Staatskunst und historisches Urteil
Das Kapitel schließt mit der Schwierigkeit, Ordnung aus vielen historischen Erinnerungen aufzubauen. Stabile Systeme, etwa die Ordnung nach dem Wiener Kongress und das von den Vereinigten Staaten geführte System nach dem Zweiten Weltkrieg, profitierten von relativ kohärenten Annahmen unter ihren führenden Staatsmännern. Die neue Ordnung würde dagegen von Führungspersonen aus verschiedenen Kulturen geprägt, die durch große Bürokratien handelten und über kein allgemein akzeptiertes Modell verfügten.
Für Kissinger liefert Geschichte kein Handbuch. Sie lehrt durch Analogie, und jede Generation muss entscheiden, welche Analogien passen. Analysten können Probleme auswählen, sich Zeit nehmen, Schlussfolgerungen überarbeiten und Ereignisse mit dem Vorteil vorhandener Belege beurteilen. Staatsmänner stehen vor auferlegten Problemen, knapper Zeit, unvollständigen Fakten und irreversiblen Fehlern. Ihre Aufgabe besteht darin, unvermeidlichen Wandel zu steuern und zugleich Frieden zu bewahren. Das Studium früherer Weltordnungen ist deshalb nur ein Anfang, aber ein notwendiger Anfang, um die diplomatischen Probleme der Zeit nach dem Kalten Krieg zu verstehen.
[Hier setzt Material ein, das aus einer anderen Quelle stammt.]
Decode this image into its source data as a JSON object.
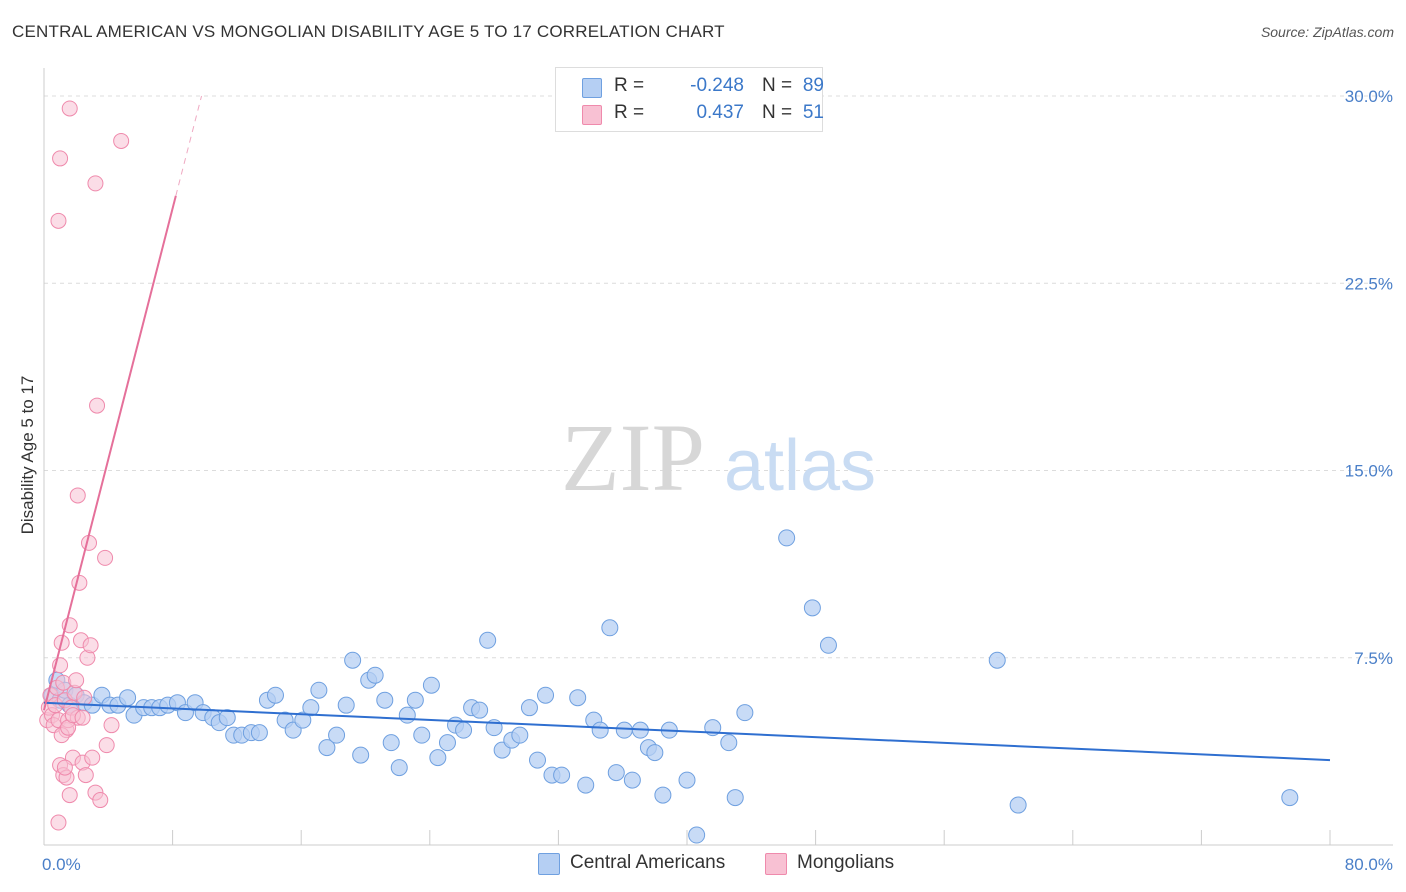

Diese Unterscheidung erklärt auch den Nachdruck des Kapitels auf Urteilskraft. Der Staatsmann muss handeln, bevor das Muster vollständig sichtbar ist, und er muss dies unter Öffentlichkeiten, Verbündeten, Gegnern, Institutionen und ererbten Annahmen tun, die jede Entscheidung begrenzen. Eine historische Analogie kann eine Gefahr erhellen, aber sie kann auch täuschen, wenn Führungspersonen Ähnlichkeit mit Wiederholung verwechseln. Kissinger behandelt Geschichte daher als disziplinierte Vorstellungskraft: Sie erweitert das Feld der Möglichkeiten ohne die Handelnden von der Verantwortung für den konkreten Fall zu entlasten.
Dieser Schluss gibt dem Kapitel seinen praktischen Ton. Kissinger fordert die Leser nicht auf, Richelieu, Metternich, Wilson oder Strategen des Kalten Krieges mechanisch nachzuahmen. Er fordert sie auf, die wiederkehrende Schwierigkeit zu erkennen, Ideale mit Macht zu verbinden, bevor Ereignisse unbeherrschbar werden. Staatskunst bedeutet in diesem Kapitel, zwischen unvollkommenen Analogien zu wählen und zugleich genug Ordnung zu bewahren, damit künftige Entscheidungen möglich bleiben, selbst wenn jede Option moralische und strategische Risiken trägt. Die neue Weltordnung würde prüfen, ob die Vereinigten Staaten diese Disziplin lernen konnten, ohne ihren Glauben aufzugeben, dass internationales Leben moralischem Zweck ebenso wie Notwendigkeit entsprechen sollte. In diesem Sinn ist das Kapitel weniger eine Prognose als eine Warnung vor den Gewohnheiten, die nötig sind, wenn eine dominierende Macht in einer pluralen internationalen Gesellschaft handeln muss.